Charlotte County commissioners have been wrestling with mixed demands from residents of Charlotte Ranchettes, where shell surfaced roads are often impassable in the rainy season. This is a file photo from last year’s debate over the issue that continues today.

PUNTA GORDA — No more dirt road maintenance.

That’s the recommendation from Charlotte County’s Department of Public Works to county commissioners. Department director John Elias presented this to the board last week as part of an update on the longstanding struggle with maintaining dirt, or shell roads in the Charlotte Ranchettes.

Several commissioners, however, agree with the most vocal residents on another approach. The county should get out of the road maintenance business in the Ranchettes.

“I’m not in agreement with staying in there,” Commissioner Bill Truex said at a later board meeting on Feb. 25. “The more I learn, the more I stand firm in that convction.”

The 2,200-acre neighborhood is located on the edge of the Babcock Wildlife Preserve, east of the Punta Gorda Airport. It has only a few hundred full-time residents and many vacant, untamed lots. But the number of people moving in is growing fast. New residents are finding the roads become impassable in the rainy season.

“When you have dirt roads, you’re throwing money into the wind,” Elias told commissioners.

The other recommendation alarmed the homeowners who attended the workshop.

That recommendation is to raise fees for the Ranchette property owners from $100 to $400 per acre per year. Lot sizes are large in the Ranchettes, at least 1¼ acre each.

That money would go to hire in-house staff, buy equipment to repair the road beds and fix drainage problems, Elias said. Eventually, the county should consider some kind of paving program, he added, but that would not happen for many years, and would cost millions.

After many meetings, neighborhood property owners still cannot agree on a strategy, according to Elias.

“We couldn’t get one direction that everybody wanted to go in,” Elias told commissioners.

There was agreement, however, among a half-dozen property owners at commissioners’ meeting. They don’t want paving, and they don’t want their property assessments to quadruple. Another dozen showed up at the later meeting. So far, no one has expressed public support for paving roads.

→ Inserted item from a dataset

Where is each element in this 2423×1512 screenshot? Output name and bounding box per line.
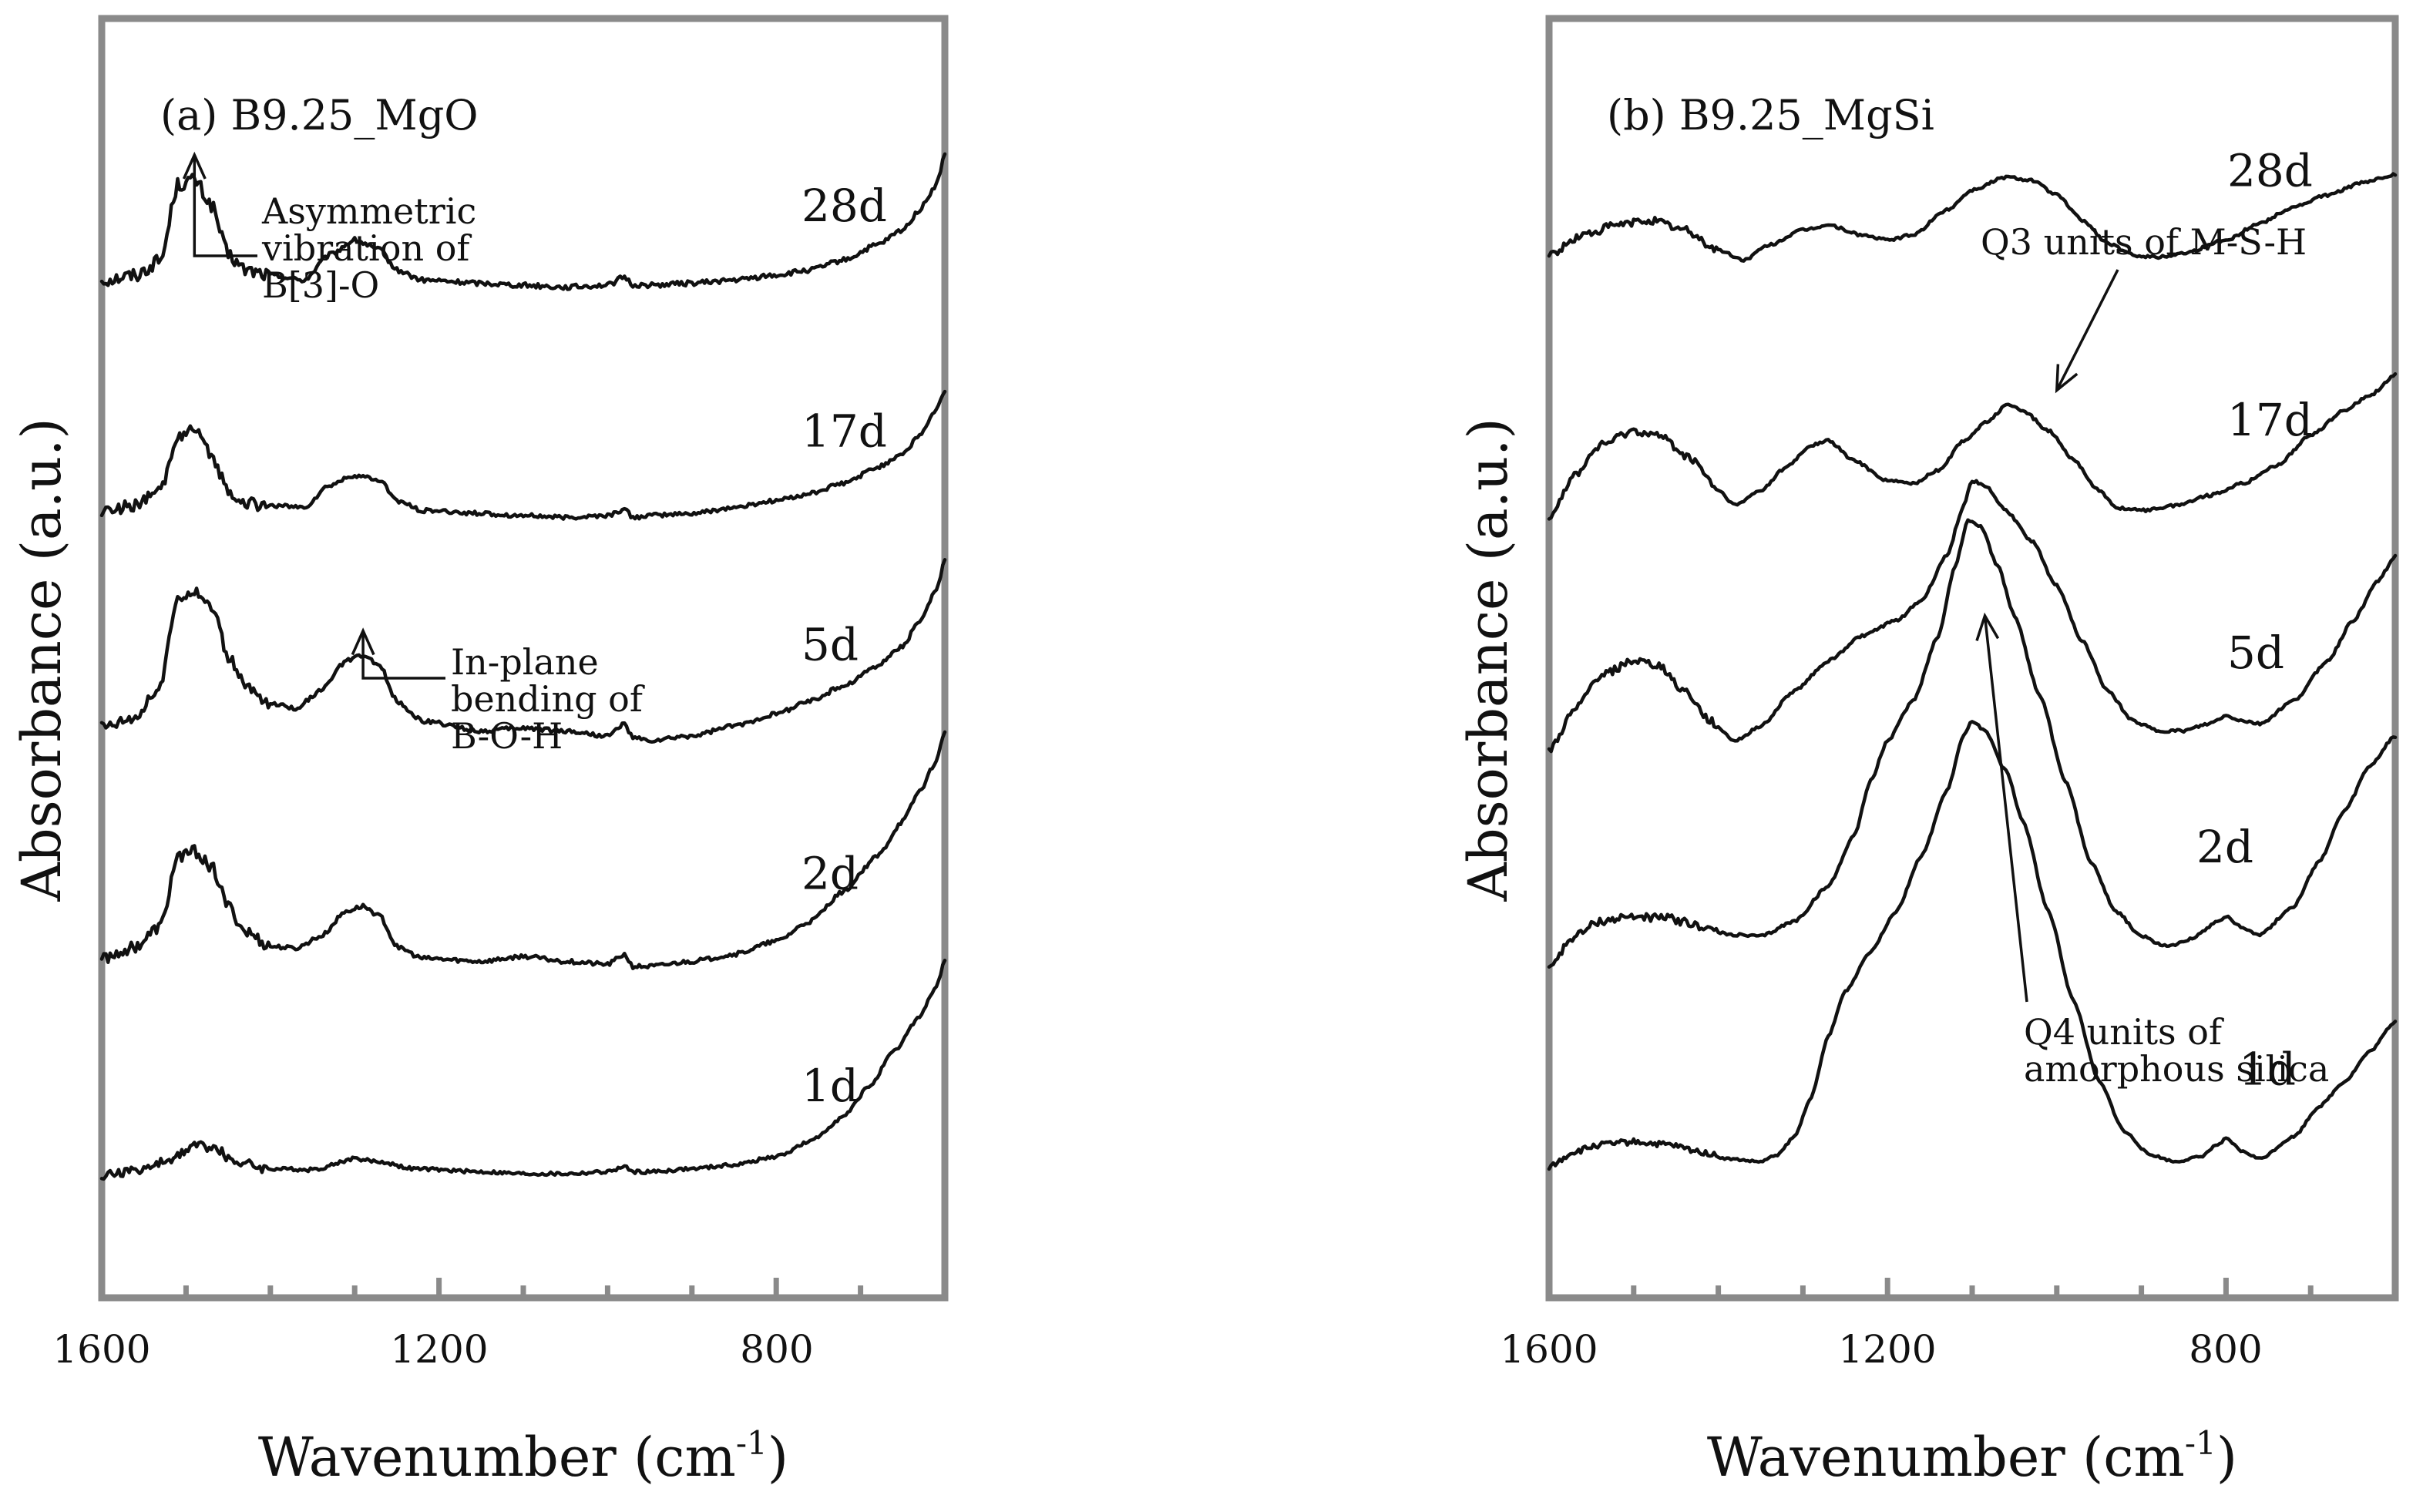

“I’ll never be able to pay that,” said Danna Van Antwerp. “I’m sitting there listening to this, and I’m in tears.”

“I’m getting priced right out of my house,” said Mary Hayden. “Where the hell am I going to live?”

These property owners want the county to relinquish its responsibility for the roads, and let the property owners pursue their own plans.

For example, resident David Kalin said he has found a contractor willing to maintain the roads for $280,000 a year.

It’s not that simple, said Elias. The county’s legal department has advised public works that abandoning county control could leave the county open to legal liability.

One property owner, Bill Farris, asked that the county at least stop cutting the rounded crest off the shell roads, which causes them to pool up with water.

That would violate the Americans with Disability Act, said Elias.

Commissioner Joe Tiseo said he is getting the message from many property owners that they do not want paving.

“I’m not comfortable with this whole thing. I’ve gotten so many mixed messages,” he said.

Commissioner Christopher Constance suggested the county fix drainage problems first, and then find a way to hand over the maintenance to the residents.

“If we could get everybody unanimous, and say, ‘County, go away,’ that probably would solve the problem,” he said.